Tuesday, April 8, 2014

Ladies of the Big House (1931)

Director: Marion Gering                                   Writer: Ernest Booth
Music: John Leipold                                       Cinematography: David Abel
Starring: Sylvia Sidney, Gene Raymond, Wynne Gibson and Earle Foxe

This is another one of the great discoveries for me when I first began studying film history. The first was the incomparable Kay Francis. The second was the compelling screen persona of Sylvia Sidney. Even though she had a lengthy career first in films and then in television I had never really been conscious of her as an actress. Ladies of the Big House was the film that followed her two great performances in An American Tragedy directed by Josef von Sternberg and Street Scene by King Vidor. This Paramount feature is a decided step down from those two, with Russian born Marion Gering at the helm who worked for the studio for several years but couldn’t get any work after his contract expired. He did a few more films with Sidney but none of them were as good as her previous films. Sidney’s career, however, would pick up again when she worked with Fritz Lang and Alfred Hitchcock a few years later.

The story begins as a standard thirties crime drama. A new district attorney, George Irving, has vowed to rid the town of organized crime and his first order of business is to bring in the known killer Earle Foxe. But Irving has a mole in his organization, Purnell Pratt, and he has warned Foxe to get out of town for a while, but the gangster, head over heels in love, won’t budge until he sees Sylvia Sidney first. The problem is that once Sidney knows who he is she won’t have anything to do with him. Soon she falls in love with Gene Raymond and the two get married. Packing to go with him the next day, she almost gets away with her husband when Foxe shows up and, out for revenge, shoots a police detective in their apartment and frames the couple for murder.
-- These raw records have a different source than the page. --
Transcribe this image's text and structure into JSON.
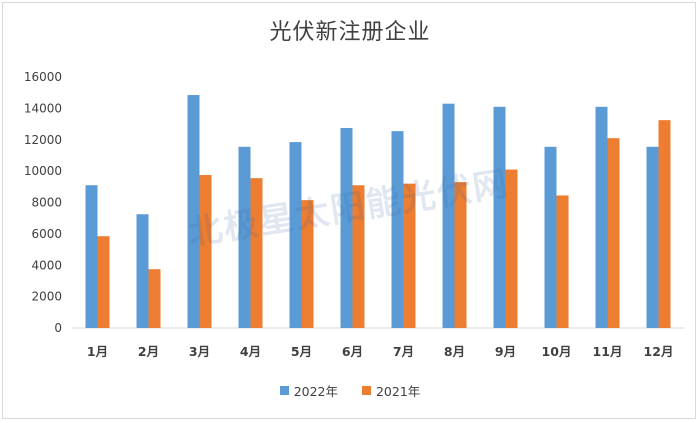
{
  "chart_data": {
    "type": "bar",
    "title": "光伏新注册企业",
    "categories": [
      "1月",
      "2月",
      "3月",
      "4月",
      "5月",
      "6月",
      "7月",
      "8月",
      "9月",
      "10月",
      "11月",
      "12月"
    ],
    "series": [
      {
        "name": "2022年",
        "color": "#5b9bd5",
        "values": [
          9100,
          7250,
          14850,
          11550,
          11850,
          12750,
          12550,
          14300,
          14100,
          11550,
          14100,
          11550
        ]
      },
      {
        "name": "2021年",
        "color": "#ed7d31",
        "values": [
          5850,
          3750,
          9750,
          9550,
          8150,
          9100,
          9200,
          9300,
          10100,
          8450,
          12100,
          13250
        ]
      }
    ],
    "ylim": [
      0,
      16000
    ],
    "yticks": [
      "0",
      "2000",
      "4000",
      "6000",
      "8000",
      "10000",
      "12000",
      "14000",
      "16000"
    ],
    "grid": false,
    "legend_position": "bottom"
  },
  "watermark": {
    "text": "北极星太阳能光伏网"
  }
}
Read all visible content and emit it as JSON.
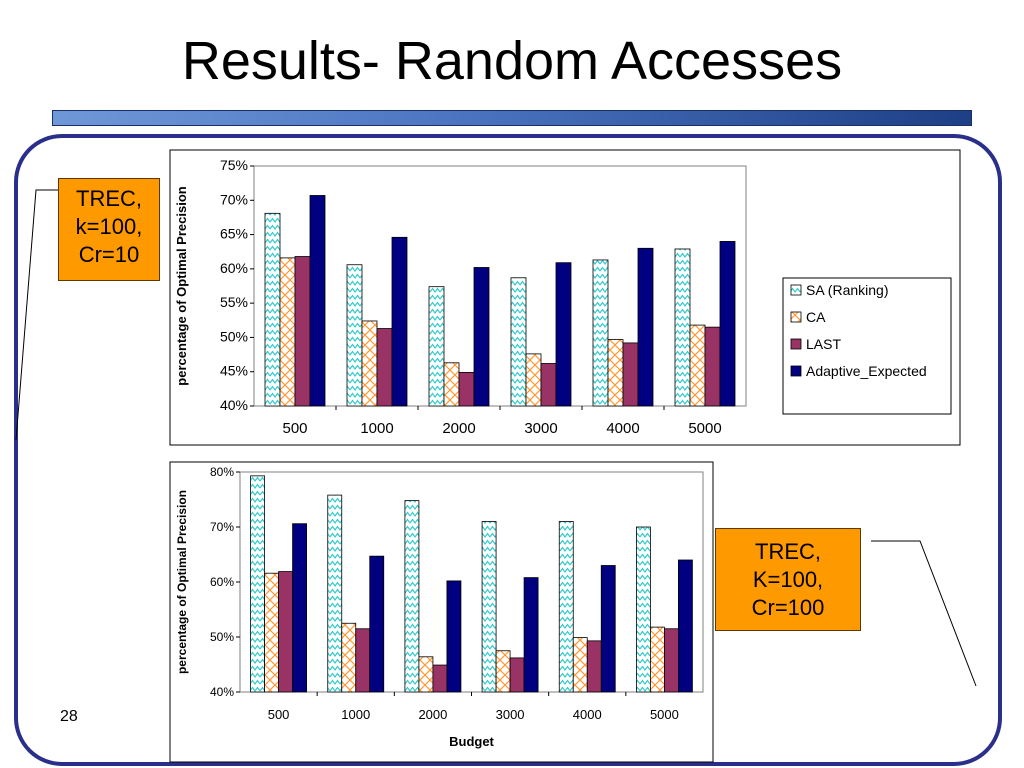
{
  "slide": {
    "title": "Results- Random Accesses",
    "slide_number": "28"
  },
  "callouts": [
    {
      "text": "TREC,\nk=100,\nCr=10"
    },
    {
      "text": "TREC,\nK=100,\nCr=100"
    }
  ],
  "colors": {
    "title_bar": "#4a74c0",
    "frame": "#2b2f8c",
    "callout": "#ff9900"
  },
  "chart_data": [
    {
      "type": "bar",
      "categories": [
        "500",
        "1000",
        "2000",
        "3000",
        "4000",
        "5000"
      ],
      "ylabel": "percentage of Optimal Precision",
      "xlabel": "",
      "ylim": [
        40,
        75
      ],
      "yticks": [
        "40%",
        "45%",
        "50%",
        "55%",
        "60%",
        "65%",
        "70%",
        "75%"
      ],
      "legend_position": "right",
      "series": [
        {
          "name": "SA (Ranking)",
          "color": "#80ffff",
          "values": [
            68.1,
            60.6,
            57.4,
            58.7,
            61.3,
            62.9
          ]
        },
        {
          "name": "CA",
          "color": "#ffcc99",
          "values": [
            61.6,
            52.4,
            46.3,
            47.6,
            49.7,
            51.8
          ]
        },
        {
          "name": "LAST",
          "color": "#993366",
          "values": [
            61.8,
            51.3,
            44.9,
            46.2,
            49.2,
            51.5
          ]
        },
        {
          "name": "Adaptive_Expected",
          "color": "#000080",
          "values": [
            70.7,
            64.6,
            60.2,
            60.9,
            63.0,
            64.0
          ]
        }
      ]
    },
    {
      "type": "bar",
      "categories": [
        "500",
        "1000",
        "2000",
        "3000",
        "4000",
        "5000"
      ],
      "ylabel": "percentage of Optimal Precision",
      "xlabel": "Budget",
      "ylim": [
        40,
        80
      ],
      "yticks": [
        "40%",
        "50%",
        "60%",
        "70%",
        "80%"
      ],
      "legend_position": "none",
      "series": [
        {
          "name": "",
          "color": "#80ffff",
          "values": [
            79.3,
            75.8,
            74.8,
            71.0,
            71.0,
            70.0
          ]
        },
        {
          "name": "",
          "color": "#ffcc99",
          "values": [
            61.6,
            52.5,
            46.4,
            47.5,
            49.9,
            51.8
          ]
        },
        {
          "name": "",
          "color": "#993366",
          "values": [
            61.9,
            51.5,
            44.9,
            46.2,
            49.3,
            51.5
          ]
        },
        {
          "name": "",
          "color": "#000080",
          "values": [
            70.6,
            64.7,
            60.2,
            60.8,
            63.0,
            64.0
          ]
        }
      ]
    }
  ]
}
The trial is almost perfunctory, being as she was briefly a known associate of Foxe, and since Pratt is doing the prosecuting it isn’t long before she gets sent to prison and he gets sentenced to death.

Though the title makes it seem like a picture about women in prison, the story is really about the couple. Louise Beavers takes Sidney under her wing to protect her from Wynne Gibson, who used to be Foxe’s girl but was framed as well to get her out of the way so he could see Sidney. On the surface, there really is little to the story that seems original, even down to the ending. But what sets this prison drama apart is the acting of the principals. Sylvia Sidney and Gene Raymond are completely convincing as the innocent couple being punished for someone else’s crime. And it’s a testament to the considerable skills of both actors that their relationship seems utterly genuine. The one other supporting actor who deserves mention is Jane Darwell as one of the prison matrons. Paulette Goddard apparently has a bit part as an extra in the prison crowd scene but making her out would be some feat. Essentially a filmed version of the play by Ernest Booth, Ladies of the Big House is pedestrian drama even by the standards of the day, but moving performances definitely make it something above the ordinary and well worth checking out.